Hugh meets up with Eric Chambers of the Kiveton and Wales Historical Society.
Next he goes to Wales Primary school where Keith Laybourn shows him the Roll of Honour. Both of the Dennis brothers, John and Ronald, gained scholarships to Woodhouse Grammar School from the Wales Educational Trust.
Edith and John saw education as the way for their sons to escape working in the colliery. Most local families depended on the mine with generations working down the pit.
Kiveton Park former colliery offices.
© Copyright Dave Bevis and licensed for reuse under this Creative Commons LicenceJune 1917
Ronald joins the army and is seen as 'officer material'. He joins a group of Army cadets at St. John's College, Cambridge on a six-month course to become temporary officers. The attrition rate amongst junior officers was so great that the ranks of public school educated officers were being supplemented from Grammar schools.
Hugh also went to the same college (1980s).
In WWI the Army had taken over some of the colleges and turned them into training centres for officers. These temporary officers were given a quick course in behaviour and social skills expected of Officers, passing the port, dining in medieval surroundings in the college. An alien world, just as alien as when the brothers from a mining family went to grammar school.
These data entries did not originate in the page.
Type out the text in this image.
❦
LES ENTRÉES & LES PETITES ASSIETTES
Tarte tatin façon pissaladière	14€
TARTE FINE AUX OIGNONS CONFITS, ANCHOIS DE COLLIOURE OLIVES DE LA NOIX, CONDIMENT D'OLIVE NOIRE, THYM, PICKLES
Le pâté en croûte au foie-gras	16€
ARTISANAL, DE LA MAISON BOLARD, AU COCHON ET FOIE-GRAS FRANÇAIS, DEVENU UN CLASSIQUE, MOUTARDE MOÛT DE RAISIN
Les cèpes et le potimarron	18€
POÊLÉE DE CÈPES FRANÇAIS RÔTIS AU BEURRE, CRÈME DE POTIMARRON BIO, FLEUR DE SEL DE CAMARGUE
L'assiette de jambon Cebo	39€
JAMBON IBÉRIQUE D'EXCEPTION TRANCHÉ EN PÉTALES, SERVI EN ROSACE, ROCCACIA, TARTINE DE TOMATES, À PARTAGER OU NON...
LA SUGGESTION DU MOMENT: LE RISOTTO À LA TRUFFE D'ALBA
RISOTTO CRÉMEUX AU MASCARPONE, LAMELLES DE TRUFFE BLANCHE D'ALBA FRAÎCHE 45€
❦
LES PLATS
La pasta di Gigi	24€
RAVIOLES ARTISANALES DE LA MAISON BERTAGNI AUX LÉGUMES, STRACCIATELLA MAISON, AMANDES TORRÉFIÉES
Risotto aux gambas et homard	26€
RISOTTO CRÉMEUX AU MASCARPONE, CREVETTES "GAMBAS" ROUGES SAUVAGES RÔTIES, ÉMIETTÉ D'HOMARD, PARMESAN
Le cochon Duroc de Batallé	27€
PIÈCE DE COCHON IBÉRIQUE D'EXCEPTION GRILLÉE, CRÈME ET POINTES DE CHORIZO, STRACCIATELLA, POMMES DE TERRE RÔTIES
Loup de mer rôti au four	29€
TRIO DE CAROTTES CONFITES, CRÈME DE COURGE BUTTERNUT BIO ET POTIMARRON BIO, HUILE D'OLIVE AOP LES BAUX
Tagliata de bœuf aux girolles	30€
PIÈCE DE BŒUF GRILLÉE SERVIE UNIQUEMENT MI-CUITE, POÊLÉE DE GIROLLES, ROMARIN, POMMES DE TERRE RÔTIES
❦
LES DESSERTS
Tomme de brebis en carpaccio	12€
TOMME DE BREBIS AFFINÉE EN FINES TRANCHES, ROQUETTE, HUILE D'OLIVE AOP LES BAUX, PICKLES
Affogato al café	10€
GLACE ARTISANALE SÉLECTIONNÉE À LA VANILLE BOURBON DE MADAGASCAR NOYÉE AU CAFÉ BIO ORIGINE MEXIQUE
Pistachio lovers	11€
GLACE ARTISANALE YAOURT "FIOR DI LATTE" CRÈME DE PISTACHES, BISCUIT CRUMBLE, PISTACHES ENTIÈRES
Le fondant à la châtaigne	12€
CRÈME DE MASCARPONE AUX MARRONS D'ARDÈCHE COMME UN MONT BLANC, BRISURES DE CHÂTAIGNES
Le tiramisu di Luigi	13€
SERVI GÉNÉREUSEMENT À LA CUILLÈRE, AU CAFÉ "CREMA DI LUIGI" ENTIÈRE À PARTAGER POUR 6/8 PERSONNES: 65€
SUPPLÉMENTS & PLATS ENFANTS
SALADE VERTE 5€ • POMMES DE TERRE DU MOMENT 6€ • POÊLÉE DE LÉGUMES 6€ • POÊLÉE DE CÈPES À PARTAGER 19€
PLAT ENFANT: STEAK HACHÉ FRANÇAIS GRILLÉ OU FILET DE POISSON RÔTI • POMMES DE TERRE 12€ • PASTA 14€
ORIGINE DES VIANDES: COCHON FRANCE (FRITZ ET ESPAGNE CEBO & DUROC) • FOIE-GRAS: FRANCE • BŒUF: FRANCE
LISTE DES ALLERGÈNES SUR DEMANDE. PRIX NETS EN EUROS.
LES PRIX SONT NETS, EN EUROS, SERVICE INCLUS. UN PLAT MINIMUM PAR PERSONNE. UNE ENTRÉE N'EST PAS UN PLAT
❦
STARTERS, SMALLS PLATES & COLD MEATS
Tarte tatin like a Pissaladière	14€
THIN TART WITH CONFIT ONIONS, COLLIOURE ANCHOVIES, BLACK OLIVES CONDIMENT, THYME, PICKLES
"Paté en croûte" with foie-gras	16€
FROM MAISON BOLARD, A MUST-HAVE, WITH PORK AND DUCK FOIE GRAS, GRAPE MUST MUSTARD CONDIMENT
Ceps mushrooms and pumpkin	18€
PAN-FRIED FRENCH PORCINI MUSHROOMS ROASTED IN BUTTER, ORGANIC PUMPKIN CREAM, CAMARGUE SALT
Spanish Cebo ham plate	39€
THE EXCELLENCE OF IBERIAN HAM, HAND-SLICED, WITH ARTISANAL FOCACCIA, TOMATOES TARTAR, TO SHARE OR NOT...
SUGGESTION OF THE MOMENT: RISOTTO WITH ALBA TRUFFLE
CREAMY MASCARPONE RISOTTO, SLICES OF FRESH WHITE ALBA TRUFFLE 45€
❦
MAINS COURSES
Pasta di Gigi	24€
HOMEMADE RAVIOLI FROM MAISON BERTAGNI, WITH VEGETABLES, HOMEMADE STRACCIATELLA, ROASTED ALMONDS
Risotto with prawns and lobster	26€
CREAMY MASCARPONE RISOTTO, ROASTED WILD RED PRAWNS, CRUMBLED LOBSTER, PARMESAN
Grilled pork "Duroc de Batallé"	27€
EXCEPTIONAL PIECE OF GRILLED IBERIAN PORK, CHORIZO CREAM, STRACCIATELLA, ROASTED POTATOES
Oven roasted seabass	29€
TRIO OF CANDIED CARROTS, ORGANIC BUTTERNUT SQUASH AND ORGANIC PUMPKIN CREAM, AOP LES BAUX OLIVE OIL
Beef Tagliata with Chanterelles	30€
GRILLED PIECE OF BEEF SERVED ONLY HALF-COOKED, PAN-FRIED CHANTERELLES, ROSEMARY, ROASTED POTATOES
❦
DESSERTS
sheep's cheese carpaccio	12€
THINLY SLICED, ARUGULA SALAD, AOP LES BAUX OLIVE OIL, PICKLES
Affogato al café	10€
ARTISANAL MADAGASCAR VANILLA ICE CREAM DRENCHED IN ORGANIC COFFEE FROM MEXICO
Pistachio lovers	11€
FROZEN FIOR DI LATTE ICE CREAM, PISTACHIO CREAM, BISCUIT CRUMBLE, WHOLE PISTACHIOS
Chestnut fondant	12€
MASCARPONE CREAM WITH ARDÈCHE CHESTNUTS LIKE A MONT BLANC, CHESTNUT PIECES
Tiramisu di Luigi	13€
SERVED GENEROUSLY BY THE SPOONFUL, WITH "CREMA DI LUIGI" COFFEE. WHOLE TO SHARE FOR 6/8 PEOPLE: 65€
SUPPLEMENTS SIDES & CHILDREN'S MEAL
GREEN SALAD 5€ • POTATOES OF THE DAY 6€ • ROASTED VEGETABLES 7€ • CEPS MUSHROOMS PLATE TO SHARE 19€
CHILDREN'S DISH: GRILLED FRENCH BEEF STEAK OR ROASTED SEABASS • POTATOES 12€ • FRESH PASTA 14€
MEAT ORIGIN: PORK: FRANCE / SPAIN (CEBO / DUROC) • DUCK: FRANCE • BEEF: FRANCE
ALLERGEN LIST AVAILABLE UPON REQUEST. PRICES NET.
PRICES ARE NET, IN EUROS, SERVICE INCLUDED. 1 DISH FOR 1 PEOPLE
Ronald arrived in France in October 1918. We the benefit of history we know it ended in November.
Imperial War Museum military historian Nigel Steel showed Hugh his grandfather's Medal Index Record.
Temporary Officer Hubert Ronald Dennis arrived on 12th October when troops had broken away from the trench war stalemate and it was now chaotic mobile combat.
Ronald found himself near Arras and the River Sombre. He was platoon commander of some 30-35 men and he was only 19 years old.
They were sent to capture the village of Futoy. Fighting through a mile of German troops, they captured the village, but with heavy losses.
13 officers were lost - 5 killed and 8 wounded.
Ronald was amongst the wounded.
Hugh was shown Ronald's medical record - wounded by shellfire fragments in his upper right arm. (Blighty wound) Sent home to recover (2-3 weeks).
After the war Ronald left the army and got married.
He lived until 1990 and died at the age of 91.